Title: Stamped And Outed
Fandom: FAKE
Author:
badly_knittedCharacters: Ryo, Dee, Jim.
Rating: PG
Setting: After Vol. 7
Summary: Ryo is embarrassed to realise evidence of his and Dee’s night out on the town is still clearly visible, in the right light.
Word Count: 836
Written For: Challenge 373: Stamp at
fan_flashworks.
Disclaimer: I don’t own FAKE, or the characters. They belong to the wonderful Sanami Matoh.
Another day, another crime scene; such was the life of a detective in the SCU. Not that there were new crime scenes EVERY day. Okay, there probably were, somewhere in the city, because New York was a big place, home to more than eighteen million people, but those were the responsibility of other precincts and other teams of detectives. This one happened to be smack in the middle of the part of the city under the two-seven’s jurisdiction, and Ryo and his partner just happened to be on duty at the time the call had come in, so they’d been lumbered with it.

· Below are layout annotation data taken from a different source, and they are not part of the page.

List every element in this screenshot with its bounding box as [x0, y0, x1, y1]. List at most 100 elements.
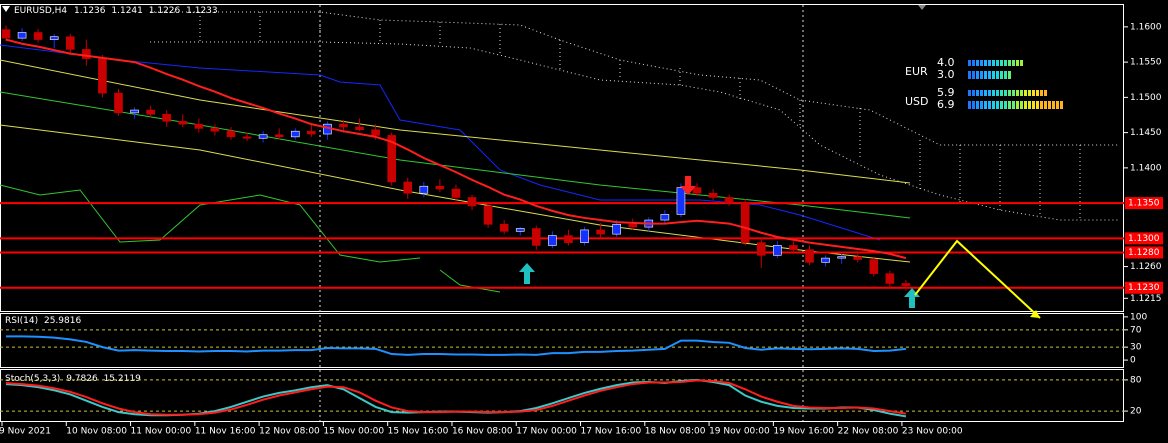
x-tick-label: 23 Nov 00:00 [902, 427, 963, 437]
meter-segment [984, 90, 987, 96]
meter-segment [1004, 101, 1007, 109]
candle-body [596, 229, 605, 235]
candle-body [612, 223, 621, 235]
meter-segment [1000, 101, 1003, 109]
candle-body [114, 92, 123, 114]
meter-segment [1060, 101, 1063, 109]
meter-segment [976, 101, 979, 109]
y-tick-label: 1.1260 [1130, 262, 1162, 272]
candle-body [805, 249, 814, 263]
meter-segment [1040, 101, 1043, 109]
rsi-header: RSI(14) 25.9816 [5, 316, 81, 326]
candle-body [564, 235, 573, 243]
meter-segment [988, 101, 991, 109]
meter-segment [1020, 101, 1023, 109]
meter-bar [968, 90, 1047, 96]
candle-body [821, 257, 830, 263]
candle-body [692, 187, 702, 194]
candle-body [339, 123, 348, 128]
meter-segment [976, 71, 979, 79]
x-tick-label: 22 Nov 08:00 [838, 427, 899, 437]
meter-segment [1044, 101, 1047, 109]
x-tick-label: 11 Nov 16:00 [195, 427, 256, 437]
meter-segment [1028, 101, 1031, 109]
forecast-arrow [914, 239, 1041, 319]
level-label: 1.1230 [1128, 283, 1160, 293]
level-box [1125, 281, 1163, 294]
meter-value: 3.0 [937, 68, 955, 81]
meter-segment [1012, 60, 1015, 66]
candle-body [869, 259, 879, 274]
candle-body [33, 32, 43, 40]
rsi-tick-label: 100 [1130, 312, 1147, 322]
meter-segment [980, 71, 983, 79]
meter-value: 6.9 [937, 98, 955, 111]
meter-segment [976, 60, 979, 66]
rsi-tick-label: 30 [1130, 343, 1142, 353]
candle-body [290, 130, 300, 138]
candle-body [130, 109, 139, 114]
meter-segment [1056, 101, 1059, 109]
meter-segment [1004, 60, 1007, 66]
candle-body [756, 242, 766, 256]
meter-segment [984, 101, 987, 109]
candle-body [242, 136, 252, 139]
rsi-tick-label: 0 [1130, 356, 1136, 366]
rsi-label: RSI(14) [5, 316, 38, 326]
candle-body [210, 128, 220, 132]
level-label: 1.1300 [1128, 234, 1160, 244]
candle-body [515, 228, 525, 232]
x-tick-label: 16 Nov 08:00 [452, 427, 513, 437]
candle-body [274, 134, 284, 138]
meter-segment [1004, 90, 1007, 96]
candle-body [532, 228, 541, 246]
meter-segment [1012, 101, 1015, 109]
level-label: 1.1280 [1128, 248, 1160, 258]
candle-body [258, 134, 268, 139]
candle-body [98, 58, 107, 94]
meter-segment [1016, 90, 1019, 96]
candle-body [901, 283, 911, 286]
meter-segment [996, 71, 999, 79]
stoch-tick-label: 20 [1130, 407, 1142, 417]
stoch-label: Stoch(5,3,3) [5, 374, 60, 384]
meter-currency: USD [905, 95, 929, 108]
y-tick-label: 1.1215 [1130, 294, 1162, 304]
high: 1.1241 [111, 6, 143, 16]
candle-body [853, 256, 863, 260]
stoch-signal: 15.2119 [104, 374, 141, 384]
meter-segment [1044, 90, 1047, 96]
candle-body [146, 109, 155, 115]
symbol: EURUSD,H4 [14, 6, 67, 16]
stoch-header: Stoch(5,3,3) 9.7826 15.2119 [5, 374, 141, 384]
meter-segment [1032, 90, 1035, 96]
meter-segment [1024, 101, 1027, 109]
meter-segment [972, 101, 975, 109]
candle-body [65, 36, 75, 50]
meter-segment [1048, 101, 1051, 109]
meter-segment [976, 90, 979, 96]
meter-segment [1008, 90, 1011, 96]
y-tick-label: 1.1550 [1130, 58, 1162, 68]
meter-segment [984, 71, 987, 79]
meter-segment [1008, 101, 1011, 109]
meter-segment [988, 90, 991, 96]
meter-segment [1008, 71, 1011, 79]
candle-body [708, 192, 718, 198]
meter-segment [996, 101, 999, 109]
meter-segment [992, 101, 995, 109]
meter-segment [972, 71, 975, 79]
menu-marker [2, 6, 10, 12]
meter-segment [992, 71, 995, 79]
meter-segment [1012, 90, 1015, 96]
x-tick-label: 12 Nov 08:00 [259, 427, 320, 437]
meter-segment [968, 101, 971, 109]
rsi-value: 25.9816 [44, 316, 81, 326]
y-tick-label: 1.1600 [1130, 22, 1162, 32]
moving-average [5, 38, 907, 260]
meter-segment [1004, 71, 1007, 79]
symbol-header: EURUSD,H4 1.1236 1.1241 1.1226 1.1233 [14, 6, 218, 16]
candle-body [724, 197, 734, 204]
yellow-line [0, 59, 911, 184]
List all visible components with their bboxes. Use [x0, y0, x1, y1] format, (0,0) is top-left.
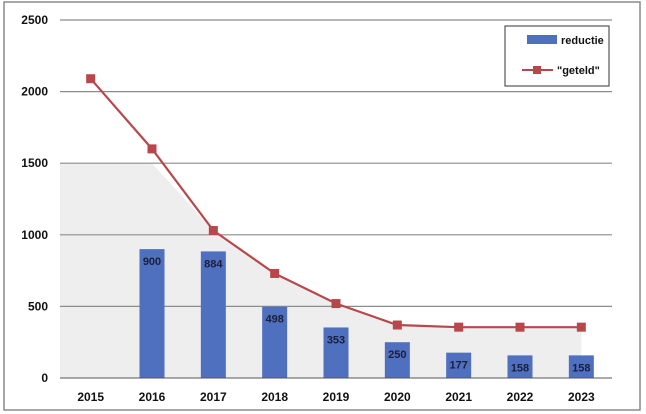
- legend: reductie "geteld": [504, 25, 610, 87]
- line-marker: [208, 226, 218, 236]
- bar: [200, 251, 226, 378]
- line-marker: [147, 144, 157, 154]
- bar-value-label: 498: [265, 314, 283, 326]
- legend-label-geteld: "geteld": [557, 65, 600, 77]
- x-tick-label: 2016: [139, 390, 166, 404]
- bar-value-label: 177: [449, 360, 467, 372]
- shaded-region: [60, 163, 582, 378]
- bar-value-label: 250: [388, 349, 406, 361]
- line-marker: [454, 322, 464, 332]
- bar: [384, 342, 410, 378]
- x-tick-label: 2019: [323, 390, 350, 404]
- y-tick-label: 1500: [21, 156, 48, 170]
- x-tick-label: 2020: [384, 390, 411, 404]
- bar-value-label: 158: [572, 362, 590, 374]
- x-tick-label: 2017: [200, 390, 227, 404]
- bar: [568, 355, 594, 378]
- x-tick-label: 2018: [261, 390, 288, 404]
- line-marker: [331, 299, 341, 309]
- bar-value-label: 158: [511, 362, 529, 374]
- legend-swatch-geteld-marker: [533, 66, 541, 74]
- bar: [507, 355, 533, 378]
- x-tick-label: 2023: [568, 390, 595, 404]
- bar-value-label: 900: [143, 256, 161, 268]
- y-tick-label: 0: [41, 371, 48, 385]
- legend-label-reductie: reductie: [561, 35, 604, 47]
- line-marker: [576, 322, 586, 332]
- line-marker: [392, 320, 402, 330]
- y-tick-label: 2500: [21, 13, 48, 27]
- x-tick-label: 2022: [507, 390, 534, 404]
- bar: [262, 306, 288, 378]
- bar-value-label: 884: [204, 258, 223, 270]
- line-marker: [86, 74, 96, 84]
- bar: [139, 249, 165, 378]
- x-tick-label: 2015: [77, 390, 104, 404]
- bar-value-label: 353: [327, 334, 345, 346]
- y-tick-label: 500: [28, 299, 48, 313]
- y-tick-label: 1000: [21, 228, 48, 242]
- legend-swatch-reductie: [527, 35, 557, 44]
- x-tick-label: 2021: [445, 390, 472, 404]
- line-marker: [515, 322, 525, 332]
- bar: [323, 327, 349, 378]
- bar: [446, 352, 472, 378]
- y-tick-label: 2000: [21, 85, 48, 99]
- line-marker: [270, 268, 280, 278]
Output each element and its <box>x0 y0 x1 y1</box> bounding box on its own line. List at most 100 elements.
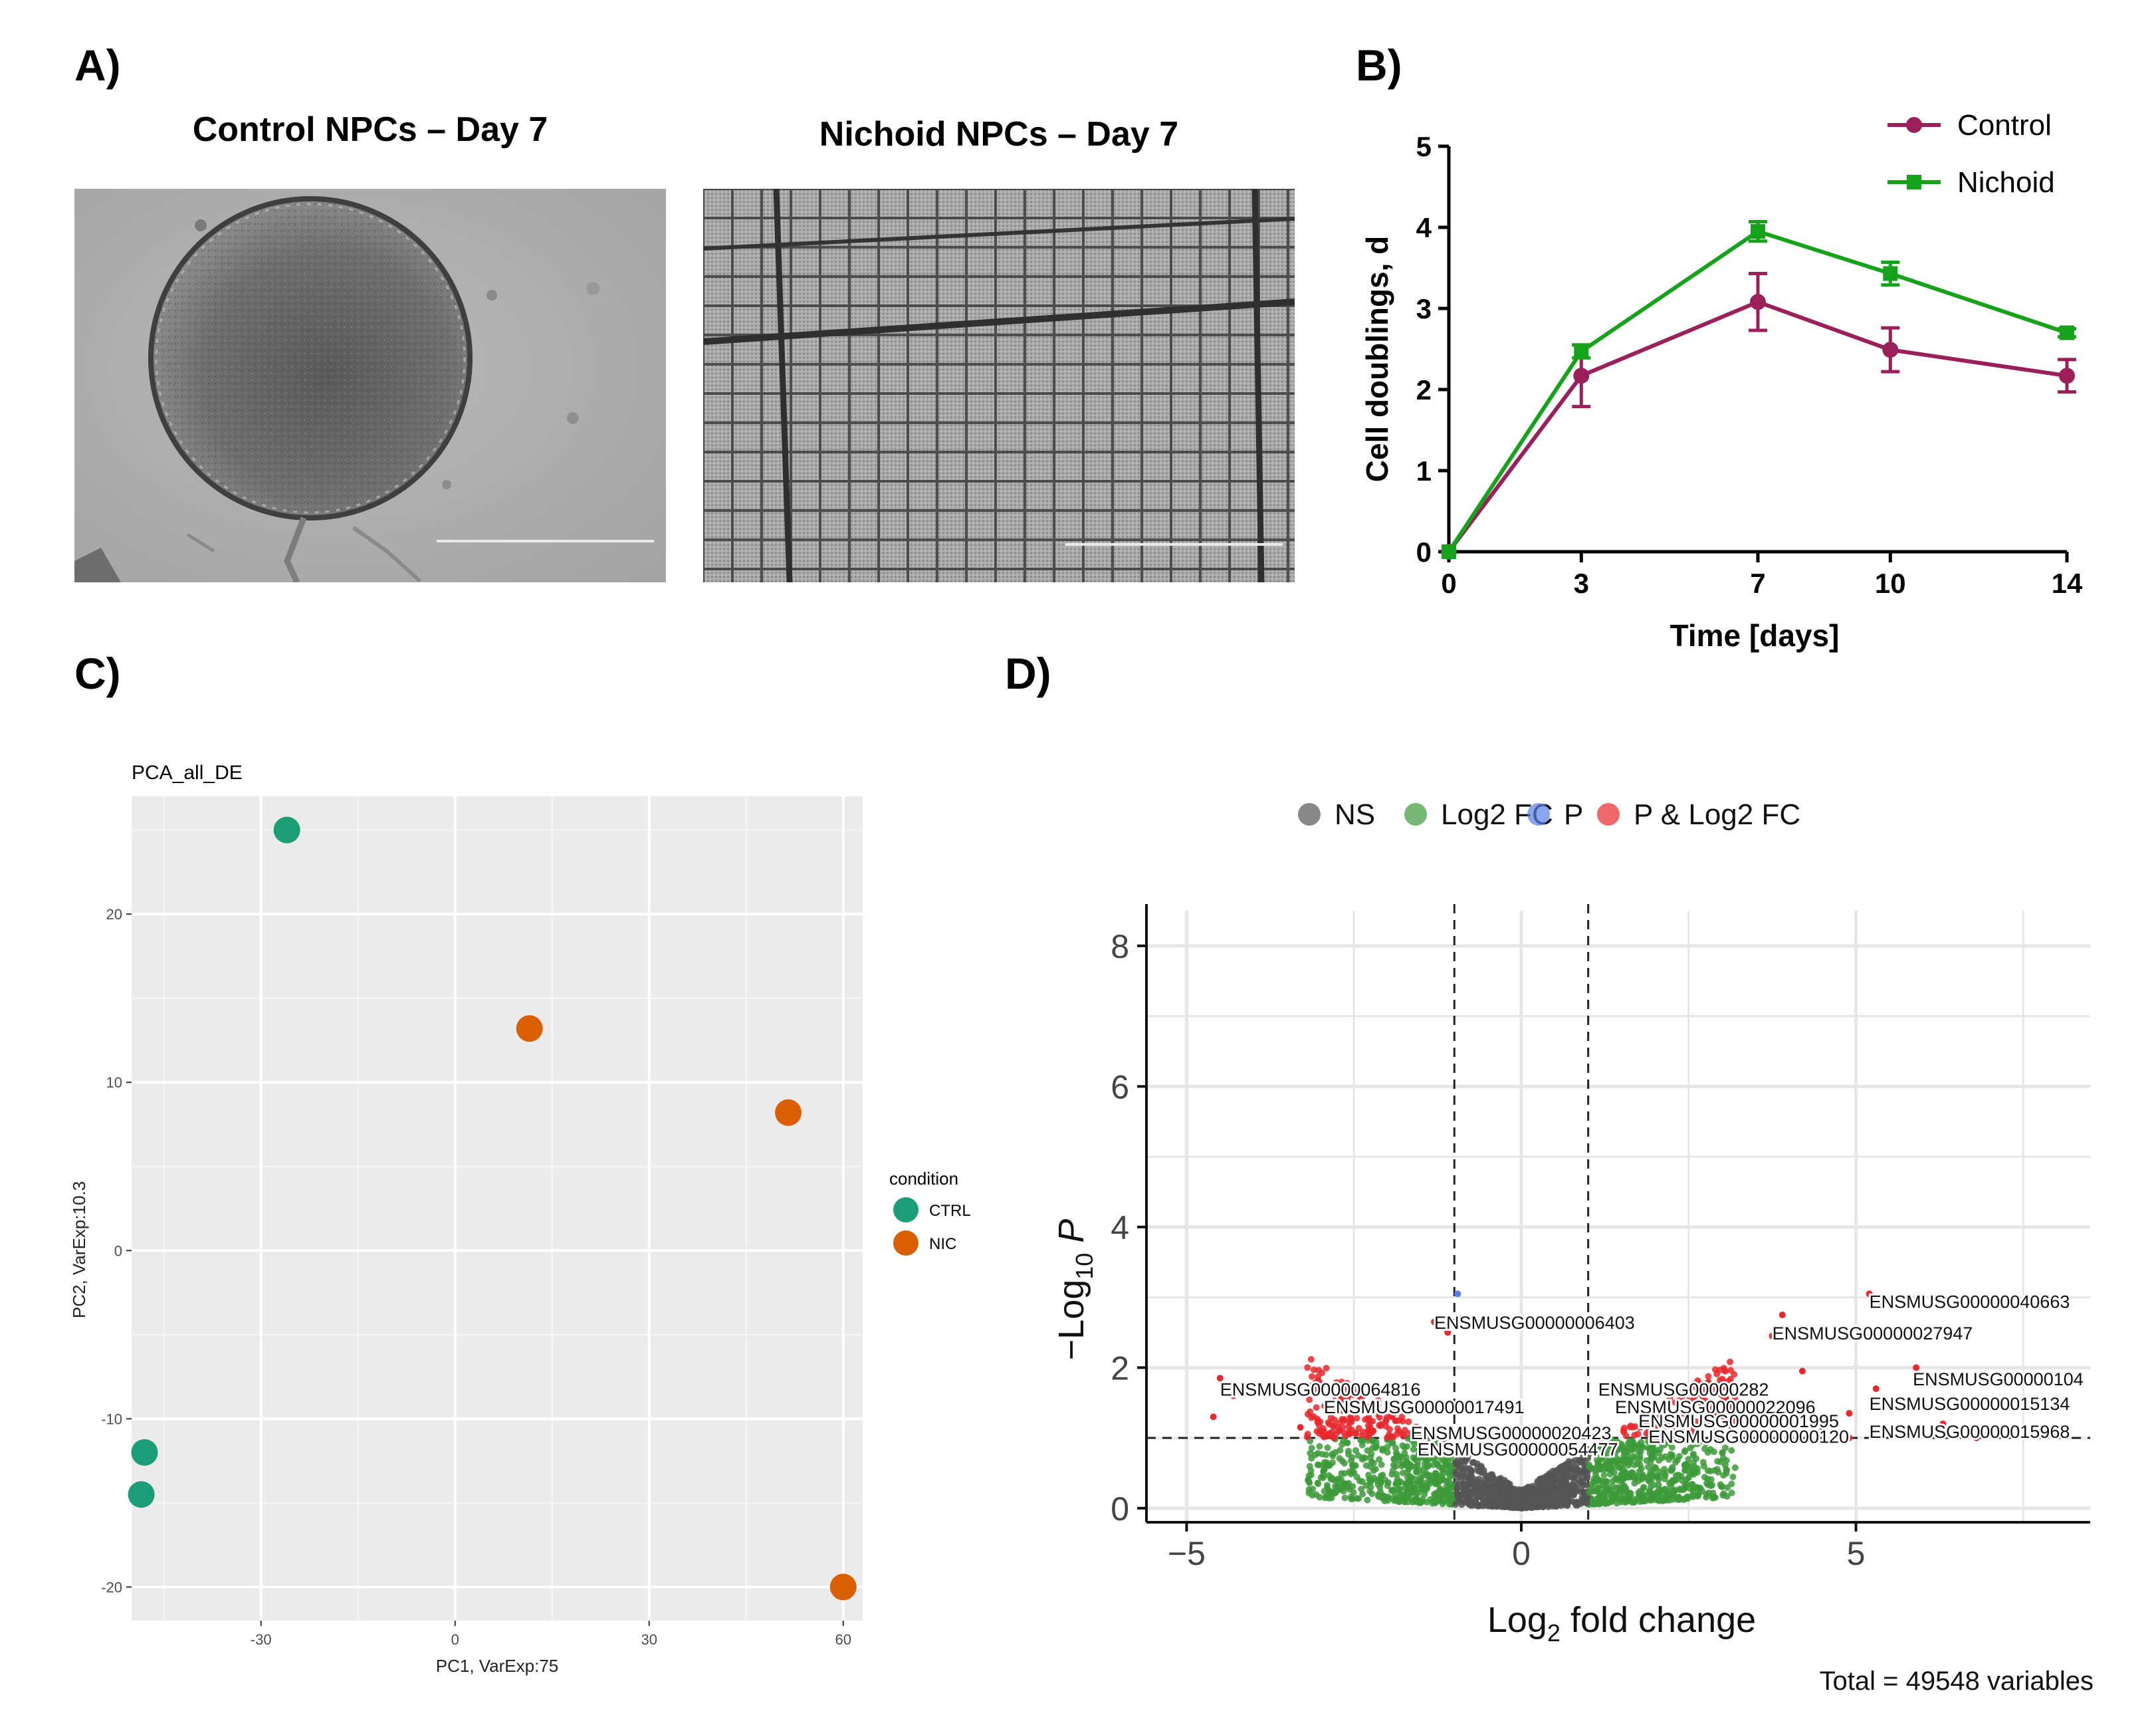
chart-d-point <box>1350 1489 1357 1496</box>
chart-d-point <box>1414 1462 1421 1469</box>
chart-c-x-tick-label: 30 <box>641 1631 657 1648</box>
chart-d-point <box>1406 1472 1414 1480</box>
chart-d-point <box>1728 1480 1735 1488</box>
chart-d-point <box>1693 1484 1701 1491</box>
chart-d-point <box>1572 1467 1579 1474</box>
chart-d-point <box>1308 1373 1315 1380</box>
chart-b-axes: 0 3 7 10 14 0 1 2 3 4 5 <box>1416 131 2083 599</box>
chart-c-legend-key <box>893 1197 918 1222</box>
chart-d-point <box>1376 1456 1383 1463</box>
chart-d-points <box>1210 1290 1980 1512</box>
chart-d-point <box>1311 1366 1317 1373</box>
chart-d-point <box>1555 1466 1562 1474</box>
chart-d-point <box>1550 1478 1557 1486</box>
chart-d-point <box>1689 1452 1697 1459</box>
chart-d-point <box>1308 1414 1315 1421</box>
chart-d-point <box>1647 1468 1654 1476</box>
chart-d-point <box>1468 1467 1475 1474</box>
chart-d-point <box>1630 1446 1638 1453</box>
chart-d-point <box>1445 1468 1452 1476</box>
chart-d-point <box>1730 1419 1737 1426</box>
chart-d-point <box>1713 1466 1721 1473</box>
chart-d-point <box>1358 1486 1365 1492</box>
chart-d-point <box>1366 1488 1374 1495</box>
chart-d-point <box>1359 1454 1366 1461</box>
chart-d-point <box>1652 1407 1660 1414</box>
chart-d-point <box>1661 1470 1668 1477</box>
chart-d-point <box>1369 1438 1376 1445</box>
control-micrograph <box>74 189 666 582</box>
chart-d-y-label: −Log10 P <box>1051 1219 1098 1361</box>
chart-d-point <box>1846 1435 1853 1442</box>
chart-d-point <box>1485 1500 1492 1508</box>
chart-d-point <box>1495 1476 1502 1483</box>
chart-d-point <box>1439 1438 1446 1446</box>
chart-d-point <box>1454 1290 1461 1298</box>
chart-d-point <box>1315 1450 1321 1457</box>
chart-d-point <box>1612 1459 1620 1466</box>
chart-d-gene-label: ENSMUSG00000027947 <box>1773 1323 1973 1343</box>
chart-c-title: PCA_all_DE <box>132 762 243 784</box>
chart-b-point <box>1574 344 1589 359</box>
control-micrograph-image <box>74 189 666 582</box>
chart-d-point <box>1586 1489 1593 1496</box>
chart-d-point <box>1417 1479 1424 1486</box>
chart-d-point <box>1297 1424 1304 1431</box>
chart-d-point <box>1626 1423 1634 1431</box>
chart-d-point <box>1626 1458 1633 1465</box>
chart-d-point <box>1610 1477 1617 1484</box>
chart-d-gene-label: ENSMUSG00000001995 <box>1638 1411 1839 1431</box>
chart-d-point <box>1475 1475 1483 1482</box>
chart-d-point <box>1452 1501 1459 1508</box>
chart-d-point <box>1666 1437 1673 1444</box>
chart-d-point <box>1697 1438 1704 1444</box>
chart-d-point <box>1578 1496 1586 1504</box>
chart-d-point <box>1663 1496 1670 1504</box>
chart-c-y-tick-label: -20 <box>101 1579 122 1595</box>
chart-d-point <box>1313 1404 1320 1411</box>
chart-d-point <box>1541 1496 1549 1504</box>
chart-d-point <box>1334 1482 1341 1490</box>
chart-c-points <box>128 816 857 1601</box>
chart-d-point <box>1364 1447 1371 1454</box>
chart-d-point <box>1463 1474 1470 1481</box>
chart-b-legend: Control Nichoid <box>1887 109 2055 199</box>
chart-d-point <box>1640 1412 1647 1419</box>
chart-d-point <box>1596 1440 1604 1447</box>
chart-d-point <box>1324 1444 1331 1451</box>
chart-d-point <box>1439 1446 1446 1453</box>
chart-d-point <box>1717 1377 1723 1384</box>
chart-d-point <box>1618 1456 1626 1464</box>
chart-d-point <box>1365 1430 1372 1437</box>
chart-d-point <box>1722 1367 1729 1375</box>
chart-d-point <box>1573 1498 1580 1506</box>
chart-c-plot: -30 0 30 60 -20 -10 0 10 20 <box>101 796 863 1648</box>
chart-d-point <box>1338 1379 1345 1385</box>
chart-d-point <box>1308 1454 1315 1462</box>
chart-d-point <box>1329 1423 1337 1431</box>
chart-d-point <box>1590 1475 1598 1482</box>
chart-d-point <box>1728 1489 1735 1496</box>
chart-d-point <box>1713 1408 1720 1415</box>
chart-d-legend-key <box>1404 803 1427 826</box>
chart-d-point <box>1305 1472 1313 1479</box>
chart-d-point <box>1685 1456 1692 1463</box>
chart-d-point <box>1657 1439 1664 1446</box>
chart-d-point <box>1426 1455 1433 1462</box>
chart-b-y-tick-label: 2 <box>1416 374 1432 405</box>
chart-d-gene-label: ENSMUSG00000040663 <box>1870 1292 2070 1312</box>
chart-d-point <box>1683 1476 1690 1483</box>
chart-d-point <box>1723 1466 1731 1474</box>
chart-d-point <box>1358 1393 1365 1399</box>
chart-d-point <box>1372 1466 1379 1472</box>
chart-d-point <box>1608 1436 1615 1443</box>
chart-d-point <box>1359 1490 1366 1498</box>
chart-d-point <box>1624 1440 1632 1447</box>
chart-b-point <box>1883 266 1898 281</box>
chart-d-point <box>1593 1456 1600 1464</box>
chart-b-x-tick-label: 14 <box>2052 568 2083 599</box>
chart-d-point <box>1731 1464 1739 1471</box>
chart-b-x-tick-label: 0 <box>1441 568 1456 599</box>
chart-d-point <box>1872 1385 1880 1393</box>
chart-d-point <box>1421 1460 1428 1468</box>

The scene wasn’t a pretty sight; murder scenes never were. The killer had made an effort to clean up after themselves, but it was difficult to see why they’d bothered since they’d left the body, just wiped up a lot of the blood with the bedsheets and then used bleach on the floor and walls. Dee had said whoever had committed the crime probably hadn’t realised how messy it would be and had abandoned their attempt at clean-up when they’d realised how long it would take.
From a cop’s point of view that was both good and bad; good because it meant the murderer was an amateur and had likely left evidence behind, and bad because the use of bleach would inevitably have corrupted a lot of the evidence, as well as smearing the blood, making it useless to the investigation. Spatter, the distribution of blood drops, was useful in determining the sequence of events: where the victim had been, where the killer had stood, in some cases even the type of weapon used. It would be of little help this time since all they had to go by were smears on the floor and walls, and a few drops on the ceiling and furnishings.
“Hell of a mess,” said Jim Campbell, Dee and Ryo’s crime scene technician buddy, looking around the room as his fellow CSIs started to get on with their assigned tasks. “Good thing I’ve got this baby.” He held up the blacklight wand, clicking it on. “Should show us anything our criminal mastermind missed in his clean-up.” Sarcasm was an art Jim excelled in.
“Even with all the bleach they used?” Ryo waved his hand to indicate the smears everywhere.
“Guess we’ll find out, won’t we? Hey, what’s that on your hand?” Jim directed the blacklight wand at the back of Ryo’s right hand, where what looked at first glance to be a stylised yin-yang symbol was glowing, clearly visible under the UV. A closer look revealed it to be the numbers 6 and 9. “69? You’ve been there?”
69 was a new club that had opened the previous month. Dee had taken Ryo there two nights ago, paying the door change and getting both their hands stamped with the club’s logo.
“Oh, uh, yes,” Ryo mumbled, blushing as he rubbed at the back of his hand. “Thought that would’ve washed off by now.”
“So what’s it like? I heard it’s the place to be seen. Pricey though.”
“You wouldn’t fit in,” Dee said, smirking as he held his own hand under the UV wand, revealing a matching symbol stamped there. “Not unless you plan on ditchin’ your girl and switchin’ teams.” His teeth seemed to glow in the light, making him look a bit eerie.
“Oh, gay club, right. OH!” Jim suddenly caught all the implications of his friends sporting matching hand stamps.
Ryo hastily shoved his hand in his pocket. Dee didn’t bother; everyone already knew he was bi, and if they didn’t, so what?
Jim pulled a couple of pairs of latex gloves from his kit. “Put these on; you shouldn’t be wandering around a crime scene without ‘em. Don’t you guys ever learn?” He winked at Ryo.
“Right, sorry.” Ryo smiled as he and his partner took the gloves and pulled them on, covering the incriminating evidence of their night on the town so the symbols no longer showed. “Thanks.”
“No prob. Can’t have the cops contaminating evidence, can we? Would just make everyone’s job more difficult.”
“Gonna be hard enough as it is.” Dee swept his gaze over the room. “Let’s hope the asshole did this left plenty of evidence we can trace back to him.”
“If it’s there, me and the guys will find it,” Jim assured him. “Science rocks.”
“Speaking of,” Ryo murmured, too low for anyone but Dee and Jim to hear. “You wouldn’t happen to know the best way of getting this kind of ink off skin, would you?”
“Shouldn’t worry about it too much, no one’s gonna see it under ordinary light,” Jim assured him, putting his mask on and easing past the two detectives into the room. He glanced back over his shoulder. “Come down to the lab when we get back to the precinct though. I know a few tricks.”
Ryo glanced sheepishly at his partner. “Never thought I’d get outed by a hand stamp,” he muttered.